The incentive mechanism that leads to slow technological development has also affected the development of encryption network design in different governance.The startup team just pastes a “governance token” on its products, hoping to find a new way in the process of getting ready to go, but in the end they can only stick to their own complacency in the “governance theatre” surrounding resource allocation.
in conclusion
The AI competition is ongoing and everyone is very serious about it.In the thinking of large tech giants expanding their computing power, we can’t find any vulnerability – more computing means better AI, and better AI means lower costs, increase new revenue and expand market share.For us, this means that the bubble is reasonable, but all counterfeiters will still be eliminated in the inevitable reshuffle in the future.

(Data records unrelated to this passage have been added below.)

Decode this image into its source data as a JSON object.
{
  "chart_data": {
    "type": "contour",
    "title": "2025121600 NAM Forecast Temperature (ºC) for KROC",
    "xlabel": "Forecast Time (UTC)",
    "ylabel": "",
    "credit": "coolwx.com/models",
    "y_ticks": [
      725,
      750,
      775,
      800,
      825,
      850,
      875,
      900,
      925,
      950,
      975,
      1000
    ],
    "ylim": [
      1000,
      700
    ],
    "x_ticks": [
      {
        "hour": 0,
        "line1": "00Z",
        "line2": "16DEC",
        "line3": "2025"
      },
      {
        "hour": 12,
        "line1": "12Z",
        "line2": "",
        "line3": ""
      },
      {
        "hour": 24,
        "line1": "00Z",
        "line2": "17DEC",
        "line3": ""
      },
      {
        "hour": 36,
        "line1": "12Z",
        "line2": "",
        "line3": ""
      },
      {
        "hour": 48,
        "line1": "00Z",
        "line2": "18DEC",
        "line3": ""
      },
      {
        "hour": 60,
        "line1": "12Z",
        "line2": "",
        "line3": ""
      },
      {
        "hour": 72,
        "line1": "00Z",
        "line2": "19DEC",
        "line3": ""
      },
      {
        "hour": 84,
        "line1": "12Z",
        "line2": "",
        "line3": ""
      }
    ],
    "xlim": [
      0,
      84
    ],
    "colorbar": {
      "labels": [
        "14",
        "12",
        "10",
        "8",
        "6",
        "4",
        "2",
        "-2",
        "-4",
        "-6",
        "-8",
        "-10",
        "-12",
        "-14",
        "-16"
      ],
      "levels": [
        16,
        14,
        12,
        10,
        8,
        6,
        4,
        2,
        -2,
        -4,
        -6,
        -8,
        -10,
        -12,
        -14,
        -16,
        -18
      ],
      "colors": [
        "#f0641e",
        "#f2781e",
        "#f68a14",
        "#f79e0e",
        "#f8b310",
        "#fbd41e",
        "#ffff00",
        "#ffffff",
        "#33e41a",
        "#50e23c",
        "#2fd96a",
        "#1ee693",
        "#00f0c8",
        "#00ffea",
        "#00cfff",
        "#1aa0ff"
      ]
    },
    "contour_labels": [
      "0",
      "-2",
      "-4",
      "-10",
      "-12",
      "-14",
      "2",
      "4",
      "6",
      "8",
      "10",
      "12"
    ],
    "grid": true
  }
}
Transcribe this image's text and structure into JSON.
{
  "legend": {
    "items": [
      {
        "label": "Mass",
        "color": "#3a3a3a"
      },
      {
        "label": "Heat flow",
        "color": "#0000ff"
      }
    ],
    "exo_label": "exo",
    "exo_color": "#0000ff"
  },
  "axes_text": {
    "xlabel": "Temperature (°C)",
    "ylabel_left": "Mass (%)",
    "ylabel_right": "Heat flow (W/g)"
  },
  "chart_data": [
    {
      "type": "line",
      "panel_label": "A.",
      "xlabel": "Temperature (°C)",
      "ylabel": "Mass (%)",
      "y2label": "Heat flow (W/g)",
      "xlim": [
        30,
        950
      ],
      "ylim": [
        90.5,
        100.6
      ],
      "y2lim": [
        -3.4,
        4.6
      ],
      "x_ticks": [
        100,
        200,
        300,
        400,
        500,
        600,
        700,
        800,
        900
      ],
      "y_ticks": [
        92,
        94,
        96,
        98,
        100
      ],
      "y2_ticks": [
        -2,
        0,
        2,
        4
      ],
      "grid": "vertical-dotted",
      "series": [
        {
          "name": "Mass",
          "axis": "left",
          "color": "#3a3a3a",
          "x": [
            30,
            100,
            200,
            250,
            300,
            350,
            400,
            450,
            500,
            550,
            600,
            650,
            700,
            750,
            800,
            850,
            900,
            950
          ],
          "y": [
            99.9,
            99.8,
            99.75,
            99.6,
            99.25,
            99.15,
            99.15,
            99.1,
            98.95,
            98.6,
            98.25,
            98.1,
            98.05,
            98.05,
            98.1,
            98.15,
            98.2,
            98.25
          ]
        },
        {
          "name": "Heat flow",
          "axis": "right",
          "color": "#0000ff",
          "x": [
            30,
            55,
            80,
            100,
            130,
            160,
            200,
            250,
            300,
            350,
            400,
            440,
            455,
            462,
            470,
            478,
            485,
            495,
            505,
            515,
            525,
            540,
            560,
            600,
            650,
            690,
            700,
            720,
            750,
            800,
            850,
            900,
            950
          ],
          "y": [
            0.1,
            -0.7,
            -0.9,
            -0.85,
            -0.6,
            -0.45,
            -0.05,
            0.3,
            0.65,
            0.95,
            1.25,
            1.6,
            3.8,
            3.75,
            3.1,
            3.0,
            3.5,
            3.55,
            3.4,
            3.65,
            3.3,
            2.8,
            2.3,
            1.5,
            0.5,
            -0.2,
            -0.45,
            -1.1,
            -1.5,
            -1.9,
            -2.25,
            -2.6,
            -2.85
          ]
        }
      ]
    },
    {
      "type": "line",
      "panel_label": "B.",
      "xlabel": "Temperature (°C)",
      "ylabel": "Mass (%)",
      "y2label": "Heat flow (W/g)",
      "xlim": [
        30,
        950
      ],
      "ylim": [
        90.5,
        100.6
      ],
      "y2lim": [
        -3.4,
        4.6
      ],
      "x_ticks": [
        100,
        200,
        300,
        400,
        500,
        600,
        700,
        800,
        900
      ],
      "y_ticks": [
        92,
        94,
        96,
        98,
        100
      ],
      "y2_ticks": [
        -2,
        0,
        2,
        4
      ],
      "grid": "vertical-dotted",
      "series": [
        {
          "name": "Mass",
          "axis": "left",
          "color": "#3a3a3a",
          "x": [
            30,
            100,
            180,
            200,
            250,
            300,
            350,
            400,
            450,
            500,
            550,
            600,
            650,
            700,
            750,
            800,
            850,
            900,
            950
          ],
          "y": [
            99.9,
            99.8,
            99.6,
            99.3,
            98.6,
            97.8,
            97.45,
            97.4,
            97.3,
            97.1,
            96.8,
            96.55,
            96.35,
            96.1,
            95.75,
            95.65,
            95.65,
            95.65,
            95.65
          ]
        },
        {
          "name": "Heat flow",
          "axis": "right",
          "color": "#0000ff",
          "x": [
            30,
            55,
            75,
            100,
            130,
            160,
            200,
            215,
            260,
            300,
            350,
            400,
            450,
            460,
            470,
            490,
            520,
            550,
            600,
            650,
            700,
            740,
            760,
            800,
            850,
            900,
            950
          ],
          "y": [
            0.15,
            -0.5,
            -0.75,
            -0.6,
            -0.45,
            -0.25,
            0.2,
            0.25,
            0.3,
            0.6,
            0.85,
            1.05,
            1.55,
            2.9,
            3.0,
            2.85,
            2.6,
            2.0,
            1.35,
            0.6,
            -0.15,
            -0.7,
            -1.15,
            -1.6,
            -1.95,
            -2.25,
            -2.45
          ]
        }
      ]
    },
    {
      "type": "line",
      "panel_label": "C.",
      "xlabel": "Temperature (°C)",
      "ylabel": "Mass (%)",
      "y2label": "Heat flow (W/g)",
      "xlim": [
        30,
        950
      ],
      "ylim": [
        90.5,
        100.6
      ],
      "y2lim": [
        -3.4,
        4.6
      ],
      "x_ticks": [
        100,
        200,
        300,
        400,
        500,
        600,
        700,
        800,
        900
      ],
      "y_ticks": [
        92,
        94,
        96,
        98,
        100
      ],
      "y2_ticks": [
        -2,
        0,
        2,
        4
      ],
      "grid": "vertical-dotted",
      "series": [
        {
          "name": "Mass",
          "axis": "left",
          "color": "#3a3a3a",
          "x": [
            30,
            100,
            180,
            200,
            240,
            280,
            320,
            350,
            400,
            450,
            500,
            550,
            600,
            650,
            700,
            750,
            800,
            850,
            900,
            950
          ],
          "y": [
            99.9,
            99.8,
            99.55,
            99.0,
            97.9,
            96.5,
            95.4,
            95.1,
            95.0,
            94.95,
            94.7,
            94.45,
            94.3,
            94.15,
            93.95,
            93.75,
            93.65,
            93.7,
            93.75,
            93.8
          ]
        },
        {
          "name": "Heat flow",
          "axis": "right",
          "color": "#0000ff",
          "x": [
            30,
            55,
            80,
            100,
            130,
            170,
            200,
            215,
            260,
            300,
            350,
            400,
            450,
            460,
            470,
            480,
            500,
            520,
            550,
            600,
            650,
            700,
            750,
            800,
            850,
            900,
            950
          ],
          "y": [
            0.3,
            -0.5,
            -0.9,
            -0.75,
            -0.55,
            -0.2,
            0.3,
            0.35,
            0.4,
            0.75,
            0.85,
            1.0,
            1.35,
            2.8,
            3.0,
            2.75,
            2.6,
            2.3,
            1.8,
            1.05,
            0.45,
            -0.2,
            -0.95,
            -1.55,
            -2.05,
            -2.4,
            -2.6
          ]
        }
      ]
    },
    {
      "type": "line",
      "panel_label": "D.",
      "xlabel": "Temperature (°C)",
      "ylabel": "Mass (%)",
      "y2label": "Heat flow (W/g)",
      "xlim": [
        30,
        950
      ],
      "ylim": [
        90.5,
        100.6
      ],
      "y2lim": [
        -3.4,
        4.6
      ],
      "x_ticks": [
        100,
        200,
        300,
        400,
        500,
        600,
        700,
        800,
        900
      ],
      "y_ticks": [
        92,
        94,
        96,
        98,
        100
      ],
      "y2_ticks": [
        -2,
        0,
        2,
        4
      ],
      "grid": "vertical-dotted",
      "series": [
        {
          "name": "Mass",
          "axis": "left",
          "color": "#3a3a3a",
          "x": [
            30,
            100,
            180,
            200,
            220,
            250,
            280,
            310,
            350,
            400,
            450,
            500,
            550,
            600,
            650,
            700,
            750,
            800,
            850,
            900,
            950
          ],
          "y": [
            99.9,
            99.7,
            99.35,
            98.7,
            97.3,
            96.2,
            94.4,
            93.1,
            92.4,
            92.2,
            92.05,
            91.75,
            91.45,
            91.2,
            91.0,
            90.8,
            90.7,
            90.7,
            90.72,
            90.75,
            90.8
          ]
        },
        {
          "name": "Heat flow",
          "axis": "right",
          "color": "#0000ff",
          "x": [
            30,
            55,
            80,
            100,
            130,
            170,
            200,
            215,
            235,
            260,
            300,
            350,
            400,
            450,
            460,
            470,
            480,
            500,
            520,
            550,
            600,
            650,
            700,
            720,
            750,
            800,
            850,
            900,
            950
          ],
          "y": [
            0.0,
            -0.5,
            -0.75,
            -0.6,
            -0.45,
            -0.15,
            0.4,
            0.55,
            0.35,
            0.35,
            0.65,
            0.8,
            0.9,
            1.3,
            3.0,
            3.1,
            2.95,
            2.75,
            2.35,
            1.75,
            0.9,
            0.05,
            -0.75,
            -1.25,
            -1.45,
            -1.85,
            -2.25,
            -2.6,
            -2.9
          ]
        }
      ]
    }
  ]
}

Centralized large-scale enterprise artificial intelligence is dominating this field, and it is difficult for startups to keep up.Although the Web3 field is late, it is joining this competition.Compared to startups in the Web2 space, the market has been rewarded with too generously for crypto AI projects, which has led the founders to shift their attention from product delivery to driving token prices at critical moments, and this time is quickly closing.So far, no innovation has been able to circumvent scaling of computing for competition.
Now, around the consumer-oriented model, a credible open source movement has emerged, and initially, only some centralized enterprises chose to compete for market share with larger closed-source rivals (such as Meta, Stability AI).But now, the community is catching up, putting pressure on leading AI companies.These pressures will continue to affect closed-source development of AI products, but the impact will not be very big until open source products catch up.This is another great opportunity in the Web3 field, but only if it has to solve the problem of decentralized model training and reasoning.
Therefore, while on the surface, the “classic” disruptor opportunity exists, the reality is far from that.Artificial intelligence is closely related to computing. If there is no breakthrough innovation in the next 3-5 years, this cannot be changed, and this is a critical period for determining who controls and guides the development of artificial intelligence.
The computing market itself, although demand drives the efforts of the supplier, it is impossible to “broaden flowers” because competition among manufacturers is restricted by structural factors such as chip manufacturing and economies of scale.
We are still optimistic about human intelligence and are convinced that there are enough smart and noble people who can try to crack AI in a way that benefits the free world, rather than top-down corporate or government controls.problem.However, this opportunity seems very slim, at best, just toss a coin, but the founder of Web3 is busy to tossing coins to get economic benefits rather than having a real impact on the world.